I. Auf der anderen Seite treten in letzter Zeit „Abmahnwellen“ auf, im Rahmen derer Unternehmen versuchen, sämtliche Domains zu erhalten, die nur einen Teil einer Marke mit vergleichsweise geringer Unterscheidungskraft oder gar beschreibendem Inhalt enthalten, auch wenn der Abgemahnte in einem anderen Feld tätig ist. Hervorgetan haben sich hier insbesondere der Deutsche Lottoblock und Scout24, die mehrere hundert Abmahnungen versandt haben sollen.
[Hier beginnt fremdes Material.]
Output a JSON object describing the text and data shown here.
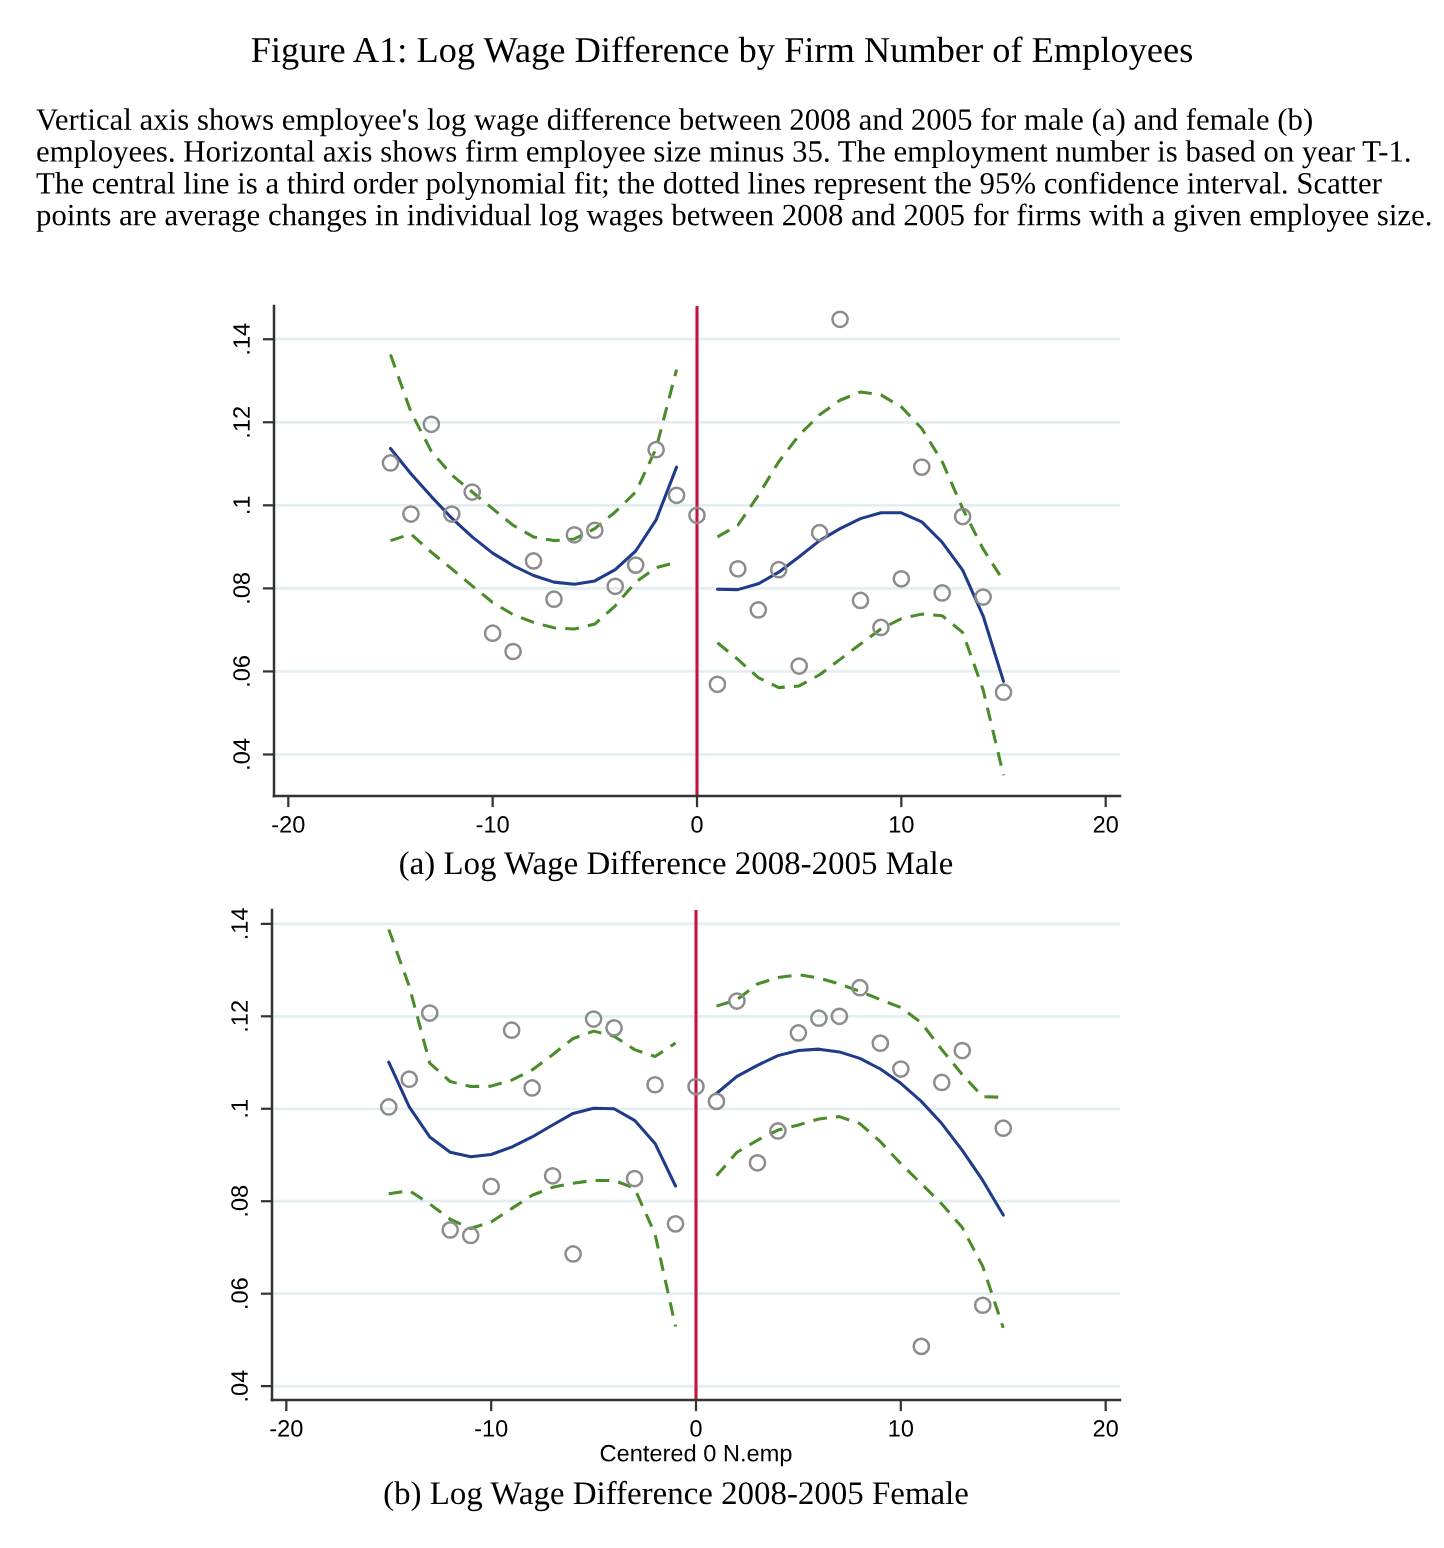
{
  "chart_data": [
    {
      "type": "scatter",
      "title": "Figure A1: Log Wage Difference by Firm Number of Employees",
      "subtitle": "Vertical axis shows employee's log wage difference between 2008 and 2005 for male (a) and female (b) employees. Horizontal axis shows firm employee size minus 35. The employment number is based on year T-1. The central line is a third order polynomial fit; the dotted lines represent the 95% confidence interval. Scatter points are average changes in individual log wages between 2008 and 2005 for firms with a given employee size.",
      "annotations": [
        "(a) Log Wage Difference 2008-2005 Male"
      ],
      "x": [
        -15,
        -14,
        -13,
        -12,
        -11,
        -10,
        -9,
        -8,
        -7,
        -6,
        -5,
        -4,
        -3,
        -2,
        -1,
        0,
        1,
        2,
        3,
        4,
        5,
        6,
        7,
        8,
        9,
        10,
        11,
        12,
        13,
        14,
        15
      ],
      "xlim": [
        -20.7,
        20.7
      ],
      "xticks": [
        -20,
        -10,
        0,
        10,
        20
      ],
      "ylim": [
        0.03,
        0.148
      ],
      "yticks": [
        {
          "value": 0.04,
          "label": ".04"
        },
        {
          "value": 0.06,
          "label": ".06"
        },
        {
          "value": 0.08,
          "label": ".08"
        },
        {
          "value": 0.1,
          "label": ".1"
        },
        {
          "value": 0.12,
          "label": ".12"
        },
        {
          "value": 0.14,
          "label": ".14"
        }
      ],
      "grid": "y",
      "ref_lines": [
        {
          "axis": "x",
          "value": 0,
          "color": "#c8103c"
        }
      ],
      "series": [
        {
          "marker": "circle",
          "color": "#8c8c8c",
          "values": [
            0.1102,
            0.0979,
            0.1195,
            0.0979,
            0.1032,
            0.0692,
            0.0648,
            0.0866,
            0.0774,
            0.0929,
            0.094,
            0.0805,
            0.0856,
            0.1134,
            0.1024,
            0.0976,
            0.0569,
            0.0847,
            0.0748,
            0.0845,
            0.0613,
            0.0934,
            0.1448,
            0.0771,
            0.0706,
            0.0823,
            0.1092,
            0.0789,
            0.0973,
            0.0779,
            0.055
          ]
        },
        {
          "type": "line",
          "line_style": "solid",
          "color": "#1f3b8a",
          "values": [
            0.1137,
            0.1076,
            0.1021,
            0.0969,
            0.0924,
            0.0885,
            0.0855,
            0.0831,
            0.0815,
            0.081,
            0.0818,
            0.0845,
            0.089,
            0.0965,
            0.1092,
            null,
            0.0798,
            0.0797,
            0.0811,
            0.0839,
            0.0876,
            0.0915,
            0.0944,
            0.0968,
            0.0982,
            0.0982,
            0.096,
            0.0911,
            0.0844,
            0.0734,
            0.0576
          ]
        },
        {
          "type": "line",
          "line_style": "dashed",
          "color": "#4a8c2a",
          "values": [
            0.1363,
            0.1225,
            0.113,
            0.1073,
            0.1032,
            0.0992,
            0.0952,
            0.0924,
            0.0915,
            0.0919,
            0.0944,
            0.0984,
            0.1032,
            0.1137,
            0.1327,
            null,
            0.0924,
            0.0952,
            0.1024,
            0.1105,
            0.1169,
            0.1218,
            0.1253,
            0.1273,
            0.1266,
            0.1237,
            0.1185,
            0.1105,
            0.0992,
            0.0895,
            0.0818
          ]
        },
        {
          "type": "line",
          "line_style": "dashed",
          "color": "#4a8c2a",
          "values": [
            0.0915,
            0.0931,
            0.0887,
            0.0847,
            0.0806,
            0.0766,
            0.0737,
            0.0718,
            0.0705,
            0.0702,
            0.0714,
            0.0758,
            0.0815,
            0.085,
            0.0863,
            null,
            0.0669,
            0.0629,
            0.0585,
            0.0561,
            0.0565,
            0.0592,
            0.0629,
            0.0666,
            0.0702,
            0.0727,
            0.0738,
            0.0734,
            0.0694,
            0.0556,
            0.035
          ]
        }
      ]
    },
    {
      "type": "scatter",
      "xlabel": "Centered 0 N.emp",
      "annotations": [
        "(b) Log Wage Difference 2008-2005 Female"
      ],
      "x": [
        -15,
        -14,
        -13,
        -12,
        -11,
        -10,
        -9,
        -8,
        -7,
        -6,
        -5,
        -4,
        -3,
        -2,
        -1,
        0,
        1,
        2,
        3,
        4,
        5,
        6,
        7,
        8,
        9,
        10,
        11,
        12,
        13,
        14,
        15
      ],
      "xlim": [
        -20.7,
        20.7
      ],
      "xticks": [
        -20,
        -10,
        0,
        10,
        20
      ],
      "ylim": [
        0.037,
        0.143
      ],
      "yticks": [
        {
          "value": 0.04,
          "label": ".04"
        },
        {
          "value": 0.06,
          "label": ".06"
        },
        {
          "value": 0.08,
          "label": ".08"
        },
        {
          "value": 0.1,
          "label": ".1"
        },
        {
          "value": 0.12,
          "label": ".12"
        },
        {
          "value": 0.14,
          "label": ".14"
        }
      ],
      "grid": "y",
      "ref_lines": [
        {
          "axis": "x",
          "value": 0,
          "color": "#c8103c"
        }
      ],
      "series": [
        {
          "marker": "circle",
          "color": "#8c8c8c",
          "values": [
            0.1004,
            0.1064,
            0.1207,
            0.0738,
            0.0726,
            0.0832,
            0.117,
            0.1045,
            0.0855,
            0.0686,
            0.1194,
            0.1175,
            0.0849,
            0.1052,
            0.0751,
            0.1048,
            0.1016,
            0.1233,
            0.0883,
            0.0952,
            0.1164,
            0.1196,
            0.12,
            0.1262,
            0.1142,
            0.1086,
            0.0486,
            0.1057,
            0.1126,
            0.0575,
            0.0958
          ]
        },
        {
          "type": "line",
          "line_style": "solid",
          "color": "#1f3b8a",
          "values": [
            0.1101,
            0.1004,
            0.0939,
            0.0906,
            0.0896,
            0.0901,
            0.0917,
            0.0939,
            0.0965,
            0.099,
            0.1001,
            0.1,
            0.0975,
            0.0925,
            0.0833,
            null,
            0.1033,
            0.107,
            0.1094,
            0.1115,
            0.1126,
            0.1129,
            0.1123,
            0.1109,
            0.1086,
            0.1055,
            0.1016,
            0.0968,
            0.091,
            0.0845,
            0.077
          ]
        },
        {
          "type": "line",
          "line_style": "dashed",
          "color": "#4a8c2a",
          "values": [
            0.1388,
            0.1265,
            0.1099,
            0.1059,
            0.1048,
            0.1049,
            0.1062,
            0.1084,
            0.1117,
            0.1152,
            0.1168,
            0.1157,
            0.1128,
            0.1113,
            0.1142,
            null,
            0.1222,
            0.1236,
            0.127,
            0.1284,
            0.129,
            0.1283,
            0.127,
            0.1254,
            0.1236,
            0.1219,
            0.1186,
            0.1128,
            0.1074,
            0.1026,
            0.1025
          ]
        },
        {
          "type": "line",
          "line_style": "dashed",
          "color": "#4a8c2a",
          "values": [
            0.0816,
            0.0823,
            0.0794,
            0.0761,
            0.0741,
            0.0755,
            0.0784,
            0.0813,
            0.083,
            0.0839,
            0.0845,
            0.0845,
            0.0828,
            0.0729,
            0.0529,
            null,
            0.0855,
            0.0906,
            0.0932,
            0.0954,
            0.0965,
            0.0978,
            0.0983,
            0.0968,
            0.0929,
            0.0881,
            0.0838,
            0.0794,
            0.0743,
            0.0659,
            0.0526
          ]
        }
      ]
    }
  ]
}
Bemerkenswert an dem Vorgehen sind Berichte wonach regelmäßig eher finanzschwache Unternehmen oder Privatpersonen angegangen werden, Größere dagegen verschont bleiben.
Klarstellend sei an dieser Stelle erläutert, dass im bunten Spektrum des sog. Domain-Rechts auch häufig Domains besetzt werden, für die Markeneintragung vorliegen, um dann Kasse zu machen. Demgemäss begegnet auch ein massives Vorgehen gegen das sog. Domain-Grabbing, das auch als „Cybersquatting“ bezeichnet wird, keinen Bedenken.
Zu Recht haben diverse Gerichte daher, genannt seien LG Frankfurt – weideglueck.de, LG München I – champagner.de – die Verpflichtung zur Übertragung der Domain, das LG Wiesbaden z.de bereits im einstweiligen Verfügungsverfahren, angeordnet. In diesem Sinne hat auch das LG München II in der „Lösegeldforderung“ zur Übertragung einer Domain eine strafbare Expressung erblickt.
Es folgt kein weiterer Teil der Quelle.